Here’s how this dynamic now plays out with coercive vaccine mandates. The CDC makes vaccine recommendations. But the ethically crucial distinction between a recommendation and mandate immediately collapses when institutions (e.g., a government agency, a business, employer, university, or school) requires you to be vaccinated based on the CDC recommendation.
Try to contest the rationality of these mandates, e.g., in federal court, and the mandating institution just points back to CDC recommendation as the rational basis for the mandate. The court will typically agree, deferring to the CDC’s authority on public health. The school, business, etc., thus disclaims responsibility for the decision to mandate the vaccine: “We’re just following CDC recommendations, after all. What can we do?”
So you try to go up the food chain, but CDC likewise disclaims responsibility: “We don’t make policy; we just make recommendations, after all.”
Meanwhile, the vaccine manufacturer is immune and indemnified from all liability or harm under federal law. It’s no use going to them if their product—a product that you did not freely decide to take—harms you.
You are now dizzy from going round in circles trying to identify the actual decision-maker: it’s impossible to pinpoint the relevant authority. You know that enormous power is being exercised over your body and your health, but with no locus of responsibility for the decision and no liability for the outcomes.
You are thus left to contend with the consequences of a decision that nobody claims to have made. The only certainty is that you did not make the decision and you were not given the choice.
I hope I'm not misidentifying the source here, but if memory serves, G.K. Chesterton rather famously remarked that you should be able to meet with your leaders under the tree (with the further implication that, if they did evil, they could be hung from that same tree).
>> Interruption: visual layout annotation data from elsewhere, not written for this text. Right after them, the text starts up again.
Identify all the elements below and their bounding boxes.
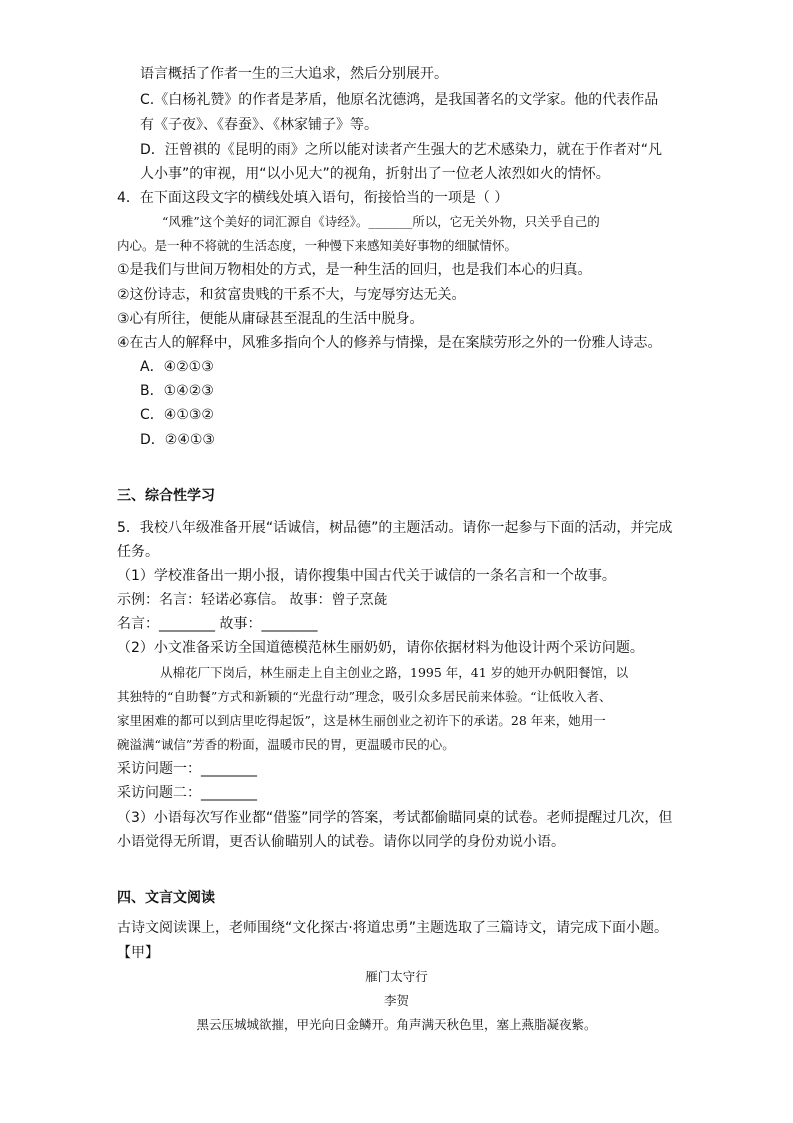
q5-material-cont: 碗溢满“诚信”芳香的粉面，温暖市民的胃，更温暖市民的心。 [117,737,455,752]
q4-stem: 4．在下面这段文字的横线处填入语句，衔接恰当的一项是（ ） [117,190,509,206]
section3-heading: 三、综合性学习 [117,488,215,504]
q5-answer-blanks: 名言：________ 故事：________ [117,616,318,632]
q4-option-b: B．①④②③ [140,383,214,399]
q5-stem-cont: 任务。 [117,544,159,560]
q4-passage: “风雅”这个美好的词汇源自《诗经》。_______所以，它无关外物，只关乎自己的 [162,214,600,229]
q5-part3-cont: 小语觉得无所谓，更否认偷瞄别人的试卷。请你以同学的身份劝说小语。 [117,834,565,850]
q5-stem: 5．我校八年级准备开展“话诚信，树品德”的主题活动。请你一起参与下面的活动，并完成 [117,520,673,536]
poem-title: 雁门太守行 [365,969,428,984]
q3-option-d-cont: 人小事”的审视，用“以小见大”的视角，折射出了一位老人浓烈如火的情怀。 [140,166,610,182]
q5-material: 从棉花厂下岗后，林生丽走上自主创业之路，1995 年，41 岁的她开办帆阳餐馆，以 [160,665,629,680]
section4-heading: 四、文言文阅读 [117,890,215,906]
q4-option-c: C．④①③② [140,407,214,423]
q5-example: 示例：名言：轻诺必寡信。 故事：曾子烹彘 [117,592,388,608]
section4-intro: 古诗文阅读课上，老师围绕“文化探古·将道忠勇”主题选取了三篇诗文，请完成下面小题。 [117,920,668,936]
poem-author: 李贺 [383,993,409,1008]
poem-line: 黑云压城城欲摧，甲光向日金鳞开。角声满天秋色里，塞上燕脂凝夜紫。 [196,1017,597,1032]
q4-sentence-4: ④在古人的解释中，风雅多指向个人的修养与情操，是在案牍劳形之外的一份雅人诗志。 [117,335,662,351]
q3-text-line: 语言概括了作者一生的三大追求，然后分别展开。 [140,66,448,82]
q4-option-a: A．④②①③ [140,359,214,375]
q5-part3: （3）小语每次写作业都“借鉴”同学的答案，考试都偷瞄同桌的试卷。老师提醒过几次，但 [117,810,673,826]
q5-material-cont: 其独特的“自助餐”方式和新颖的“光盘行动”理念，吸引众多居民前来体验。“让低收入者、 [117,689,612,704]
q4-sentence-2: ②这份诗志，和贫富贵贱的干系不大，与宠辱穷达无关。 [117,287,466,303]
q4-passage-cont: 内心。是一种不将就的生活态度，一种慢下来感知美好事物的细腻情怀。 [117,238,518,253]
q4-sentence-3: ③心有所往，便能从庸碌甚至混乱的生活中脱身。 [117,311,424,327]
q5-interview-question-2: 采访问题二：________ [117,785,257,801]
q3-option-c-cont: 有《子夜》、《春蚕》、《林家铺子》等。 [140,117,378,133]
section4-label-jia: 【甲】 [117,945,159,961]
q5-part1: （1）学校准备出一期小报，请你搜集中国古代关于诚信的一条名言和一个故事。 [117,568,616,584]
q4-sentence-1: ①是我们与世间万物相处的方式，是一种生活的回归，也是我们本心的归真。 [117,262,592,278]
q4-option-d: D．②④①③ [140,432,215,448]
q5-part2: （2）小文准备采访全国道德模范林生丽奶奶，请你依据材料为他设计两个采访问题。 [117,640,644,656]
q5-interview-question-1: 采访问题一：________ [117,761,257,777]
q3-option-d: D．汪曾祺的《昆明的雨》之所以能对读者产生强大的艺术感染力，就在于作者对“凡 [140,142,663,158]
q5-material-cont: 家里困难的都可以到店里吃得起饭”，这是林生丽创业之初许下的承诺。28 年来，她用一 [117,713,606,728]
q3-option-c: C.《白杨礼赞》的作者是茅盾，他原名沈德鸿，是我国著名的文学家。他的代表作品 [140,92,659,108]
What we live under today is exactly the opposite. It is impossible to ever reach or question the people who are really making the decisions that affect you. The immediate actor may be your employer or a local school board, but try to question them and... no no, we're just following the guidance of some bureaucrats a thousand miles away. And them you can never reach.
In our present situation, I do not think we can overestimate the danger of bureaucratic rule, rule by decree rather than procedures established in the context of democratic oversight, in a political order in which consent is the legitimating principle.
I happened to come across an essay Fauci's bioethicist wife, Christine Grady, wrote. In it she argues that informed consent is not required for a biomedical experiment to be ethical. She mocks the "American obsession with autonomy," and cites the bureaucratic code according to which the the biomedical experimenters can obtain a waiver for the informed consent requirement. If it is an emergency, DARPA, or Pfizer, or the NIH, can make a request and never need to actually tell us what they are doing to us....At least that is how I read it.
https://www.dartmouth.edu/cphs/docs/jama-article.pdf
And as I suppose you surely know much better than I, the military gets such waivers to experiment on the troops on the regular.
I cannot help but wonder if there is a document somewhere with a president, secretary, or IRB chair's signature on it. I imagine all it would have to say is that it is an emergency and this is in our interest, perhaps that telling us would be counterproductive to national security.
Perhaps this is obvious. It does seem to make some sense of the bureaucratic craziness.